It starts with a Rosewill R5604-TBK case. Not the fanciest aluminum case like the cool kids have, but still pretty nice. As the picture shows, it has a hatch on the front with power switch, reset switch, audio, USB and Firewire ports. Another hatch hides the place for the floppy (which I’m not going to bother with) and up to 4 externally accessible 5.25″ drives – I have one IDE 16x DVD burner that I’ve borrowed from the old machine and that will probably be it for 5.25″ drives. The case is designed to not require tools, and there was a plastic box in the internal drive space with rails for the drives and other hardware. It also uses the new very large and slow and quiet case fans, and those fans are backed by cleanable filters. Another nifty feature of this case is blowhole on the side, which has an extensible tube that lowers down over the processor’s heatsink and fan so that the cpu ejects its heat outside the case directly.
|Old Machine||New Machine|
|Processor||2 32 bit Athlon MP1800+ 512KB cache||1 64 bit dual core Intel Core2 Duo E6320 1.82GHz 4MB cache|
|RAM||2 512Kb PC133 ECC RAM||2 1Gb DDR2-800 RAM|
|Disks||1x160Gb, 1x200Gb, 1x250Gb, all IDE||2x500Gb SATA-II|
|Ports||2xUSB 1.1, Serial, Parallel, 3xIDE||6xUSB 2.0, 2 Firewire, 10/100/1000 Ethernet, Serial, Parallel, 6xSATA-II, Audio, Video|
|Fans||3 8mm case fans, 2 8mm heat sink fans, 2 8mm power supply fans||2 12mm case fans, 1 7mm heat sink fan, 1 12mm power supply fan|
|Reliability||Crashes twice a day||Ran memtest for 12 hours straight with no problems|
It’s all pretty sweetly put together. There are only a couple of strange things:
- The case has a speaker connection with nothing to connect it to on the motherboard. Which is strange because the motherboard manual has information about BIOS beep codes – a little hard to hear beeps if you don’t have a speaker!
- The BIOS has a RAID setup, but when I booted Ubuntu, it saw it as two separate disks. And when I set up the two disks using software RAID, things got very confused.

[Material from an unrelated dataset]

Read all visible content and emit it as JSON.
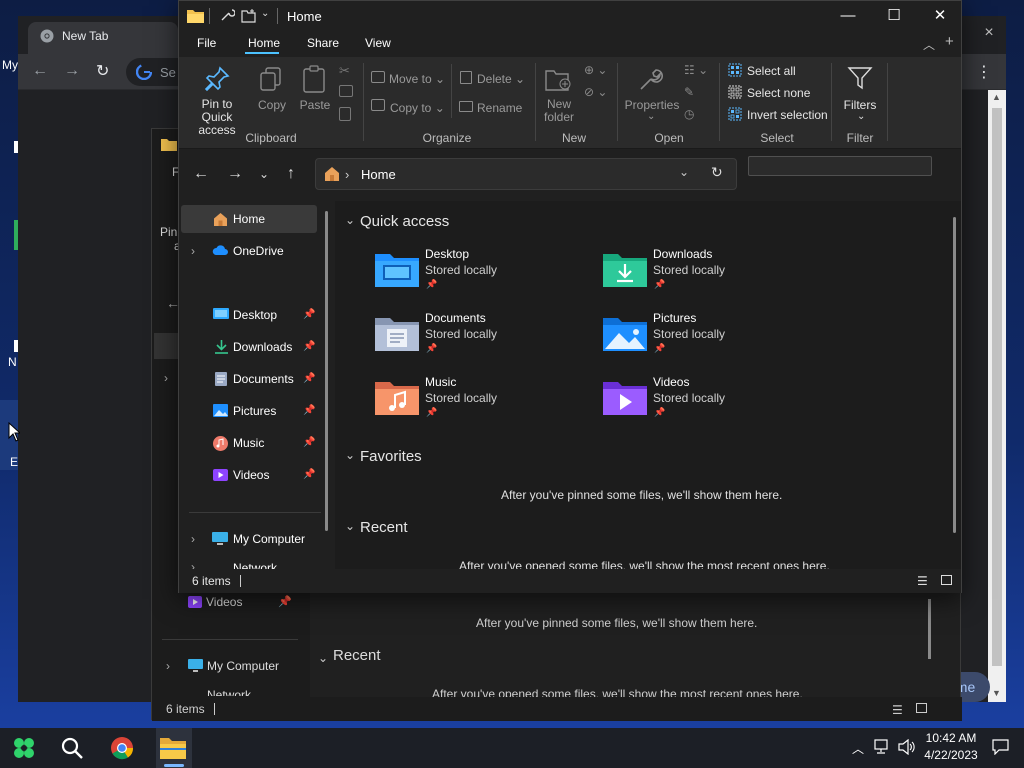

So now I have the machine set up, it’s time to get the software installed. I decided that rather than try to copy everything over from the old box, I’d set the new box up as a brand new box, and copy individual files and accounts over as necessary. The old box is a lineal descendant of others and has been upgraded from early versions of RedHat, and hasn’t had a clear wipe and re-install since the late 1990s. As well as the cruft left over from all that, I’m also getting severely pissed off at the lack of quality of Fedora 7. So I decided to give Ubuntu a try, since that seems to be the current reining champion of distributions. It’s also based on Debian, and I’ve been using Debian on my servers and I’m pretty pleased with how good it is at solving dependencies and even more important, removing stuff that isn’t needed any more.
First problem, when I booted the Ubuntu CD the monitor went into “INPUT SIGNAL OUT OF RANGE”. Even trying to force the “safe video” mode didn’t help. I burned about 5 different CDs trying to find a combination of i386 or AMD64 versus Ubuntu/Kubuntu/Xubuntu versus normal or alternative that worked. I ended up installing using the text-only mode, which looks a lot like the Debian installer.
I set it up with a 3 partitions on each disk, a 2Gb, a 1Gb, and one for the rest. The 2Gb ones were /boot and /, and the 1Gb ones were swap. The “rest” partitions became the two halves of a RAID 1 (mirror). Then that were made the LVM (Logical Volume Manager) VG (Volume Group). And then I carved partitions out of that – I’m the sort of guy who likes having lots of different partitions, and by using LVM I can fix it if I got the sizes wrong.
The basics are now installed and I’m trying to get the various services that I have on the old box up and running on the new box.
I eventually got X running. The problem appeared to be that no matter what you put in the xorg.conf, the X server would query the monitor, and the monitor would lie and say it could do a vertical refresh rate that it couldn’t actually handle. I couldn’t find anything in the xorg.conf file to fix this, but I discovered that if I changed the boot options to include “nodcc”, it worked. Have I mentioned recently how anybody who says Linux is as good as Mac OS X is a fucking idiot?